Asking Eric: Decades-old friend feeling like an afterthought
Dear Eric: Sarah and I have been friends for 20 years. In that time, our families have become close, even going on holiday together several times.
Initially, I was also a stay-at-home mom, like she is, but now I hold a job where I keep very long hours and am responsible for the welfare of more than a hundred very vulnerable people.
I have tried to keep in touch, even as my life has become busier, and it tends to fall to me to organize get-togethers.
In the last year, I have experienced the loss of a parent. Now I am supporting my remaining parent, who is in rapidly declining health, as well as paying bills and arranging home care. This requires frequent visits several hundred miles away.
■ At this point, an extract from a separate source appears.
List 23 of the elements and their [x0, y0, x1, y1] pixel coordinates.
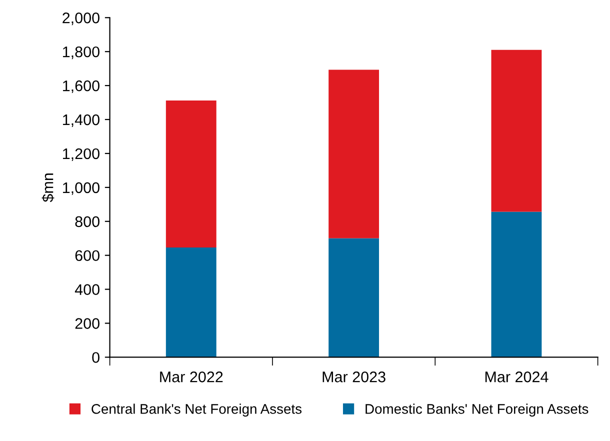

My husband has also had significant health concerns and has required a great deal of support. Sarah is aware of all of this.
Two months ago, I received a text from Sarah berating me for my lack of attention. She said that if we could make time for each other when the kids were small and life was busier, then she didn’t understand why I wasn’t making time for her now. Eric, my life has never been so busy!
I replied as kindly as I could, and offered several suggestions for us to catch up, including inviting her to my home for dinner. I have had no response since.
My instinct is telling me that this isn’t friendship, and that I should quietly walk away and focus on the many other worries and responsibilities that I have. Sarah is very volatile – she once cut me off for more than a year due to an imaginary slight. However, I really do care about Sarah, and I am worried that she is genuinely hurting.
Am I in the wrong here? Should I try again to reach out? Or do I accept that more than 20 years of friendship are now over?
– Overwhelmed
Dear Overwhelmed: Trust your instincts. Sarah may, indeed, be hurting, but it isn’t because of anything you’ve done. Moreover, by taking that hurt out on you, she’s created chaos when what you need is care. She’s not being a good friend right now and I’m sorry for that because you need a friend. What you’re going through is incredibly tough and taxing. These periods in our lives require the empathy and active support of those who love us.
Though it’s unfair, take her recent silence as a gift. At some point, when you have more bandwidth, you may want to talk with her about how her behavior affected you. And I hope she’s able to make amends. But right now, focus your energy on people who can show up for you and help you carry your load.